Current Gradient Based Modified Hysteresis Controller for Asymmetrical Six-Phase Induction Motor

This article proposes a simple current controller for asymmetrical six-phase induction motor (A6P-IM). The proposed controller is based on allocating both α and β current components in one of the eight regions. These regions are classified based on two factors: 1) tracking error, which is assessed by current hysteresis band (HB) and 2) future tendency of α β currents, which can be predicted by calculating current gradients (CGs). In order to minimize α β current errors, appropriate control action (V_αβ) should be applied. On the other hand, xy components need to be neutralized.

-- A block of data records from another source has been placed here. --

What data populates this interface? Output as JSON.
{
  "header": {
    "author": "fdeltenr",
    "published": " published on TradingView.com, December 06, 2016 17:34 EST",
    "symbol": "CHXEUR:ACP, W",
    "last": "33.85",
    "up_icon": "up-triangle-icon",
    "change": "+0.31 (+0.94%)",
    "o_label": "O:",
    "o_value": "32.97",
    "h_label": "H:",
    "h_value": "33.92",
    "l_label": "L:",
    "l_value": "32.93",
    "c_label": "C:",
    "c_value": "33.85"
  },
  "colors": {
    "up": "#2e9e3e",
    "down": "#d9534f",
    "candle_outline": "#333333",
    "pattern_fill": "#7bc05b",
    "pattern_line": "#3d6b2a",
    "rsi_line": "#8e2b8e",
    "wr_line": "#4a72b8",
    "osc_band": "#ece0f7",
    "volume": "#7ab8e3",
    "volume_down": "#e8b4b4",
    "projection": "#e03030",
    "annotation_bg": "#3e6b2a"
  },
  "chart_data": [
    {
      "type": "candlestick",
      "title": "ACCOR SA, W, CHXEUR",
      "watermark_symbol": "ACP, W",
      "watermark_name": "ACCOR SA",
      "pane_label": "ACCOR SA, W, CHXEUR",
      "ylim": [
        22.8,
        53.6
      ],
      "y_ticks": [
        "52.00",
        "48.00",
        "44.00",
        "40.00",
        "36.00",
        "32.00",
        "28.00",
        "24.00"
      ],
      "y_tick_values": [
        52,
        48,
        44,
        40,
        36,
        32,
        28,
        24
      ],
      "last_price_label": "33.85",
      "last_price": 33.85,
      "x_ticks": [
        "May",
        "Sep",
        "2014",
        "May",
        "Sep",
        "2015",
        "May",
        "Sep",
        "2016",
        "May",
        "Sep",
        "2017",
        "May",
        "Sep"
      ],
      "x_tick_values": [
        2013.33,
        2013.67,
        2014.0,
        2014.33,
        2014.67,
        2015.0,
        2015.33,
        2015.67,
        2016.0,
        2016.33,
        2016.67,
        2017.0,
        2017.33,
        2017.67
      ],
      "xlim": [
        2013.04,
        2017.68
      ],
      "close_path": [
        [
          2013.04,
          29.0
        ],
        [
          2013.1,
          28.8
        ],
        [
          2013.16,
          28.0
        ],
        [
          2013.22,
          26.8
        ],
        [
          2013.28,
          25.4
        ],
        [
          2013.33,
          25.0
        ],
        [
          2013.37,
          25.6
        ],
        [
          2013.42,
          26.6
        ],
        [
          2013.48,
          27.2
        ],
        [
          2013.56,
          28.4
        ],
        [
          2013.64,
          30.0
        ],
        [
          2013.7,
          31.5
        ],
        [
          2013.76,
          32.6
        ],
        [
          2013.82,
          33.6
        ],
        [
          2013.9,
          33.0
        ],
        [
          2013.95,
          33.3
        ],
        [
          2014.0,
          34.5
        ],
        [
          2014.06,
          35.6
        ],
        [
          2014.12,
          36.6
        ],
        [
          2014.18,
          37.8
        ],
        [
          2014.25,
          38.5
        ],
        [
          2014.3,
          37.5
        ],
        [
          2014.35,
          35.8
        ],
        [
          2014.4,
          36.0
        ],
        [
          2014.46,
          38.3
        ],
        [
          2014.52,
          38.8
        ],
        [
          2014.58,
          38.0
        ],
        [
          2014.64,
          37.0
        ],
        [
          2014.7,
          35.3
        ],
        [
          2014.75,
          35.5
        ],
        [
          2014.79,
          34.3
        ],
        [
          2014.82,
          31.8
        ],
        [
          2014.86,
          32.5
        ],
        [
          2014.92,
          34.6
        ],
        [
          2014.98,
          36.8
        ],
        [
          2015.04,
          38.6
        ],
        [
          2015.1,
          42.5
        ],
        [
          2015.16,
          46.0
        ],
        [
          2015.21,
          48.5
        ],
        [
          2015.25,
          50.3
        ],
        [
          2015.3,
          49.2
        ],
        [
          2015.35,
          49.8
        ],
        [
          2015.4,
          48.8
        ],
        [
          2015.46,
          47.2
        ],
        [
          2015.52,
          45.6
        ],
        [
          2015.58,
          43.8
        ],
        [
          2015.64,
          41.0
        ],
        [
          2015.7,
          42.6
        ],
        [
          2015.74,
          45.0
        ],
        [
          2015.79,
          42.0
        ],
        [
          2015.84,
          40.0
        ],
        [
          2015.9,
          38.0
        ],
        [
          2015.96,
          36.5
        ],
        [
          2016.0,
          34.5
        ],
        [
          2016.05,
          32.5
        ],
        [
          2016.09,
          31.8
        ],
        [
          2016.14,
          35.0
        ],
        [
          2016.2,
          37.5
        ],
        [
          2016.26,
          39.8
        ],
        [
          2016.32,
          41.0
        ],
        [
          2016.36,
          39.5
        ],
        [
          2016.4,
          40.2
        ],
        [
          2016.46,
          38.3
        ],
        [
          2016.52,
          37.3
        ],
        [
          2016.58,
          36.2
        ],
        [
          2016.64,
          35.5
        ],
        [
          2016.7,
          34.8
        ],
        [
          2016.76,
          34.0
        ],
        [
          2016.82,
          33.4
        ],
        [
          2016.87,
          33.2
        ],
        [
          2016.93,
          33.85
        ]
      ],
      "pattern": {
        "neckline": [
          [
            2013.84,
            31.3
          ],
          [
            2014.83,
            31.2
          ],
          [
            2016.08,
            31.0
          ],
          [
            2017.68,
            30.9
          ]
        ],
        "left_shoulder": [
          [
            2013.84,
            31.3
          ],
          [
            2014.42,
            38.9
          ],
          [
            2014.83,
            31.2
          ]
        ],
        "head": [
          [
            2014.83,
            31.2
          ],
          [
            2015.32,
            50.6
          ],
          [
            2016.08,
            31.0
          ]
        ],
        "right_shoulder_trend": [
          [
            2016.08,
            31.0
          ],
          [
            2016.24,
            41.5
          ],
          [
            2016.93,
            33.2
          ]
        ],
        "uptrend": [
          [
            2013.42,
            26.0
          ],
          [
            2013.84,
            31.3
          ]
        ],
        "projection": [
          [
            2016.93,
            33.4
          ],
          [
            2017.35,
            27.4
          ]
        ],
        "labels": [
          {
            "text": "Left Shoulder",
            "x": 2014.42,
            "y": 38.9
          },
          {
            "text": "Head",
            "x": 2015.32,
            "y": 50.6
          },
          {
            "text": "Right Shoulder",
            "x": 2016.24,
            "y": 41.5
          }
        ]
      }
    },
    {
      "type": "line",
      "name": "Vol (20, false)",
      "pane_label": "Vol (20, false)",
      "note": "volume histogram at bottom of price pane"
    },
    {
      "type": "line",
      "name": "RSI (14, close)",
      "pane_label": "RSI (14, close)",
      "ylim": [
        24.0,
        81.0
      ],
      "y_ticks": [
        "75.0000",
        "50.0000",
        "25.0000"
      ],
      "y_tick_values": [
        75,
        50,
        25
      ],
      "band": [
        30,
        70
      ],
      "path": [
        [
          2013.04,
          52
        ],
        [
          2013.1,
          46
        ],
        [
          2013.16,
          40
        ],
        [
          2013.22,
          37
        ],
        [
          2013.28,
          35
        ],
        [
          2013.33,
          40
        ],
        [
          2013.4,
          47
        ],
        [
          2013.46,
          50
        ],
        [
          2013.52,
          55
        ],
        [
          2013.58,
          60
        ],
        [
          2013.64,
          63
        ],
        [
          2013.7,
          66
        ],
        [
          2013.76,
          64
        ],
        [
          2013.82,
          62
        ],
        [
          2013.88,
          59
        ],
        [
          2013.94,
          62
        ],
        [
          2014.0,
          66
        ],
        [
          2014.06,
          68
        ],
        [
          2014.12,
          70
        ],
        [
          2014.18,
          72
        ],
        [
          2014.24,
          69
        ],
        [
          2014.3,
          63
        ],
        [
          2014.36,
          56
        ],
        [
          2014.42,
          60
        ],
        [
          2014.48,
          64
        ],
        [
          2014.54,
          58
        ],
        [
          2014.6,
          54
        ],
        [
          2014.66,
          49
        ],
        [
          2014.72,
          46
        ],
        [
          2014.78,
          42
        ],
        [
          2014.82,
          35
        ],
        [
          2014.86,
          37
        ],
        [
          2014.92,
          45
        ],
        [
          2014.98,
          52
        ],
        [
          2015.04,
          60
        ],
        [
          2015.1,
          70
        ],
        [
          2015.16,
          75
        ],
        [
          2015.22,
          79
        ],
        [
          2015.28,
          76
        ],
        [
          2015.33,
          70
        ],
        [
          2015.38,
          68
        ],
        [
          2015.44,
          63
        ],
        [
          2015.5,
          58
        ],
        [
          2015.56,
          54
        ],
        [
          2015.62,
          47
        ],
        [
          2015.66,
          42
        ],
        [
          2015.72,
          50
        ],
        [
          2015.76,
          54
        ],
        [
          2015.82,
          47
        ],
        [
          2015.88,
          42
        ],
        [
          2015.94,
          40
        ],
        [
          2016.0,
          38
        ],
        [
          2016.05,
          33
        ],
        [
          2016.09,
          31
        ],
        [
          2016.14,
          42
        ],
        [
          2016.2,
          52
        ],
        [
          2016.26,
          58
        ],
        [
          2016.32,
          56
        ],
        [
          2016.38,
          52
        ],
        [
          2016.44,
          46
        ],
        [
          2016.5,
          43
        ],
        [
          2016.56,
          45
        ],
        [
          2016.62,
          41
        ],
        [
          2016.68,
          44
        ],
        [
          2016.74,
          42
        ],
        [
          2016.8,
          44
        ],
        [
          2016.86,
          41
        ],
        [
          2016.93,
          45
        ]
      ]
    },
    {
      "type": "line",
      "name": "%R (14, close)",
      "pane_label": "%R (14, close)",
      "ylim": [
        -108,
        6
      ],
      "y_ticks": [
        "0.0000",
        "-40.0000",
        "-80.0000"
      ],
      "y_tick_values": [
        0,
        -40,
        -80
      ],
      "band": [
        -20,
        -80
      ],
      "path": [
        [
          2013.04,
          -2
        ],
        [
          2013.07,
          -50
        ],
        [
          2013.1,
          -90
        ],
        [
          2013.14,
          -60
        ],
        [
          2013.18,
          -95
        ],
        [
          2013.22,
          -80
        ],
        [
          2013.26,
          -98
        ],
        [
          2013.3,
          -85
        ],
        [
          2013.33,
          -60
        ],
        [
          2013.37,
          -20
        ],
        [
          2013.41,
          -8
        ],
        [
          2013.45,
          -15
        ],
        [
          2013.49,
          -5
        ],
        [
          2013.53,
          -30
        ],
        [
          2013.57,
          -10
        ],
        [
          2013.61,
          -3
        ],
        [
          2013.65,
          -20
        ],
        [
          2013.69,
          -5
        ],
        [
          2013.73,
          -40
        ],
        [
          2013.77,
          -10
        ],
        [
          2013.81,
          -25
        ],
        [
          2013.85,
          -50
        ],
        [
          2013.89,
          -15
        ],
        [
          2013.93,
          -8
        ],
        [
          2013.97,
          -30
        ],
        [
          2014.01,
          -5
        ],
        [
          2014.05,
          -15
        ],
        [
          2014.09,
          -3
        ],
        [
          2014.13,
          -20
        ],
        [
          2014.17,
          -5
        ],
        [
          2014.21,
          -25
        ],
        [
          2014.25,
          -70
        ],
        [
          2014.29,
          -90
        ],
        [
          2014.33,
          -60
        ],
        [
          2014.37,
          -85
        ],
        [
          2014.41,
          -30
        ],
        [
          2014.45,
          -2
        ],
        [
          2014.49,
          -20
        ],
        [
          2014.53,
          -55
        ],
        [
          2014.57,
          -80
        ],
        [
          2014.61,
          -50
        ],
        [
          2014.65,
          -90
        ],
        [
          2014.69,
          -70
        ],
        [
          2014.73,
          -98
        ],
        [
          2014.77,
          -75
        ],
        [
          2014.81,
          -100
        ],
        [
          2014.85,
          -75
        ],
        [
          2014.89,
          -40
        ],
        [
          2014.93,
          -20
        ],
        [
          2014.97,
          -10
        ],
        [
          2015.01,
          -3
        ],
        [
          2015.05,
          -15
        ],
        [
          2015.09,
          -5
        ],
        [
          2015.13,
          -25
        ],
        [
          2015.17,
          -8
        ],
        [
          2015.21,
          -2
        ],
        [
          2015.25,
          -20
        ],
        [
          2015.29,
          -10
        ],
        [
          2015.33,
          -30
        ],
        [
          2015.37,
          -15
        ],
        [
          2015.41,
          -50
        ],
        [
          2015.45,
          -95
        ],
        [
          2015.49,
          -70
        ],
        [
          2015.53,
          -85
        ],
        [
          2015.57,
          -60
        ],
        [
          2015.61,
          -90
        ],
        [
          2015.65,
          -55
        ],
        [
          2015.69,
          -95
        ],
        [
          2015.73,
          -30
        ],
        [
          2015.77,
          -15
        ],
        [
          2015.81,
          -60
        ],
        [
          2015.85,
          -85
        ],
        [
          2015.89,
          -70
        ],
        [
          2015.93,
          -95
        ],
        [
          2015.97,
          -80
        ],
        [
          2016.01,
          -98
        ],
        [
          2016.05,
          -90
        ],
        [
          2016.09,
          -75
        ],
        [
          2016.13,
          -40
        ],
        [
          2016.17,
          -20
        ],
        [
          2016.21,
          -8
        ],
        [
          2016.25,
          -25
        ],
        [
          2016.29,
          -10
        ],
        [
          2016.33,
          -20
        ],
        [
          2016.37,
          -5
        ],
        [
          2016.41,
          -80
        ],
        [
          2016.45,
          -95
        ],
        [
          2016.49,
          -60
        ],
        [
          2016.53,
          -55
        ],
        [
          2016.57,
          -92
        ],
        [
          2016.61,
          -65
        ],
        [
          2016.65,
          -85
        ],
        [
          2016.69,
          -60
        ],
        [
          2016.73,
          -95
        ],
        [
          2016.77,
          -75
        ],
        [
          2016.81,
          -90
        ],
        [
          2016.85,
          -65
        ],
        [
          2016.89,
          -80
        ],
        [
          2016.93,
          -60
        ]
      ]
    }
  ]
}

As a result, virtual voltage vectors (VVVs) are considered and classified based on their α β components. For both α and β current regions, the best magnitude and direction of the available VVV components are assigned. Knowing α β current regions and the best-fit α β components, a lookup table is designed to directly select the best VVV to be applied. Thus, no iterations or optimization steps are required. The proposed method is characterized by its simplicity and robustness as it does not depend on any machine parameters. The validity of the proposed method is tested experimentally using a 1-kW A6P-IM. Moreover, its performance is assessed against conventional predictive current control (PCC) and VVV-based predictive controller VVV-PCC. The experimental results indicate that the proposed method has 25% less average switching frequency compared to the VVV-PCC method.